12 February 2015
Following 14 hours of overnight talks, Angela Merkel, Francois Hollande, Petro Poroshenko and Vladimir Putin agreed on a draft document titled “Set of measures to implement the Minsk Agreements”. The text refers to the agreements, signed between representatives of Russia and Ukraine in September 2014, but which have not been implemented in full.
The document is a mixture of the least controversial positions held by Ukraine and Russia and includes most of the provisions included in the previous, September agreement. This document will have to be signed by the member of the Trilateral Contact Group: OSCE representative Heidi Tagliavini, Ukraine’s representative (and second president) Leonid Kuchma and Russian Ambassador to Ukraine Mikhail Zurabov, as well as two private persons Zakharchenko and Plotnitsky without any mention of their DNR/LNR “affiliation”.
Summary of the text:
The scanned pages of the document in Russian have made it to the Internet (can be viewed here). I will now briefly outline its 13 provisions (in bold) with my short commentary (in plain text).
1. Ceasefire in the “some areas” of Lugansk and Donetsk region as of 00.00 on 15 February 2015. This provision alone appears very vague but should be understood in the context of the next point.
2. Withdrawal of heavy artillery systems from a demilitarized zone 50/70/140 killometers wide (depending on the type of systems: Grads, Uragans etc). The withdrawal should start after the second day of ceasefire and be completed after 2 weeks. The biggest problem of this provision is that different reference lines are defined for Ukraine and Russian militants, which is sure to cause controversy and potentially tensions on the ground.
3. Monitoring and verification of the ceasefire regime should be carried out by the OSCE. The means mentioned (UAVs, radiolocation systems etc) are unlikely to be deployed quickly, there’s no mention of the addition staff to be deployed in the conflict zone or of their competences.
4. Within 30 days, Ukrainian parliament should adopt a regulation, which will specify the exact territories where a “special regime of local government” (September agreement) will be applicable.

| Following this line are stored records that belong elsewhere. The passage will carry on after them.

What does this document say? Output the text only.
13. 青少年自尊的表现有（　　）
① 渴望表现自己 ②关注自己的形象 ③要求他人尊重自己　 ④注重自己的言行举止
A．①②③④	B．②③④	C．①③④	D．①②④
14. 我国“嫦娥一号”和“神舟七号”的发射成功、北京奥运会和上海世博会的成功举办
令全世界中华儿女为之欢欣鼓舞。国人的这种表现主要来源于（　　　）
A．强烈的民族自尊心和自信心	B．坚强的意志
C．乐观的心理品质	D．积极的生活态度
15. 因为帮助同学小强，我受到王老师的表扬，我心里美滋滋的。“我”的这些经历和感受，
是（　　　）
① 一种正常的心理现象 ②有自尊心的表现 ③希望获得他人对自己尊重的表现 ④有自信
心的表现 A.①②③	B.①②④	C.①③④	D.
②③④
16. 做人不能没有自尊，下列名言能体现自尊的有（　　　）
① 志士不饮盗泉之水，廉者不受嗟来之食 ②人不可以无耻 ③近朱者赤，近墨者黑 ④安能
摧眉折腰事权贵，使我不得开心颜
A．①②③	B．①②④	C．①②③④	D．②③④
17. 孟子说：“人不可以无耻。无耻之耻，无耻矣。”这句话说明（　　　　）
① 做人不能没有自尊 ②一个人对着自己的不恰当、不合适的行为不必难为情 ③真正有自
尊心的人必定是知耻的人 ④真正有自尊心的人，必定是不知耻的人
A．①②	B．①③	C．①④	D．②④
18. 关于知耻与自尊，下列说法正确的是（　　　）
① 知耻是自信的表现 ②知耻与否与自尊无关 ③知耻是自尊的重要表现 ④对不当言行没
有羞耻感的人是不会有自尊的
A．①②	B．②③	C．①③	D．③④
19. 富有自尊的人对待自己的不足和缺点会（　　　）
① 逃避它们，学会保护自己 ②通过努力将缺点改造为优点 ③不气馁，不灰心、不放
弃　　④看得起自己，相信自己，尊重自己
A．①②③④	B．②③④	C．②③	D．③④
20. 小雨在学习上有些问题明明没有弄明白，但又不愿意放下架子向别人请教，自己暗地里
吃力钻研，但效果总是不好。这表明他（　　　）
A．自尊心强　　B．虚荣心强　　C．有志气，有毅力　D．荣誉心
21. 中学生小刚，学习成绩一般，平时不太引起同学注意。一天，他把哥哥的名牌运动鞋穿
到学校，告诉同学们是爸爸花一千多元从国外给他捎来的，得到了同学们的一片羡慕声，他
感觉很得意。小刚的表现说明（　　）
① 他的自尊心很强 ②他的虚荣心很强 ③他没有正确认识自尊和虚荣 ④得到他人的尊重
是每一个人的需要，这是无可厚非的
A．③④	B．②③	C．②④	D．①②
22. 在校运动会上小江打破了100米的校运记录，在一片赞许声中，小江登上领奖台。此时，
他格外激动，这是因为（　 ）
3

5. Amnesty for “persons involved in events in some areas of Donetsk and Lugansk regions” by implementing a separate law. This provision is phrased in a very vague way, without specifying how it should be implemented on the executive level: for example, doesn’t mention pending criminal cases.
6. Release and exchange of “all hostages” and “illegally held persons” based on the “all-for-all” principle. Again, phrased in a very vague manner, so it is not immediately clear whether, for example, Nadiya Savchenko (a Ukrainian POW held under detention in Moscow) is subject to the provision. There is also no mention on which institution or authority will coordinate the exchange of prisoners of war.
7. Safe delivery and distribution of humanitarian aid. Doesn’t specify the “clearance” mechanism for the delivery of the humanitarian aid, hence Russia will keep on claiming its “convoys” are humanitarian aid.
8. “Determining modalities of the full restoration of social-economic ties” with Ukraine, including “social transfers” (pensions etc). Ukraine “will restore the management of its segment” (of the banking system) and the “international mechanism for facilitating such transfers might be created”. Although this provision presents no clear commitment on Ukraine’s part to restore in full the social payments and subsidies, it provides no alternative means of financing, so it is bound to remain a huge point of contention.
9. “Restoring full control over the state border by the Ukrainian government in the whole conflict zone” is supposed to start after the local elections are held (under the Ukrainian law) and to finish by the end of 2015. This provision, however, is conditional on a number of concessions listed in point 11, each of which could potentially give the militants and Russian forces a reason to block the transition of control over the border.
10. Withdrawal of “all foreign armed groups, military equipment and mercenaries” under the OSCE supervision. The provision is weak on monitoring mechanism and provides no clear deadline.
11. “Constitutional reform” in Ukraine with the adoption of a new constitution by 2015. This constitution should be based on decentralization and take account of peculiarities of “some areas” of Donbas. This “special status” is supposed to be enshrined in Ukraine’s legislation through a number of conditions: e.g, “language self-determination”, “economic cooperation with Russia”. Some of those conditions, however, seek to legitimize the current political control of the occupied regions by the militants. For example, “creation of militia units by local authorities” seems to grant pro-Russian militants an official status even despite the requirement of “withdrawing foreign armed groups”.
12. Local elections in the occupied regions will be planned within the Trilateral Contact Group and will be held under the monitoring of the OSCE ODIHR. The question of whether the election can be considered free and fair before the militant groups and Russian forces are withdrawn (given point 9) is still an open one.
13. Working groups to be set up in the Trilateral Contact Group to implement this agreement.
To conclude, I have to mention a nice yet disconcerting term used in this document. The “comprehensive political settlement” is described as the adoption of the new constitution and passing of the laws on the “special regime”, but it is likely to be invoked to pile up new demands by the pro-Russian militants and Russia, regardless of whether they are mentioned or not. This may well mean that a Minsk-3 is upon us in half a year.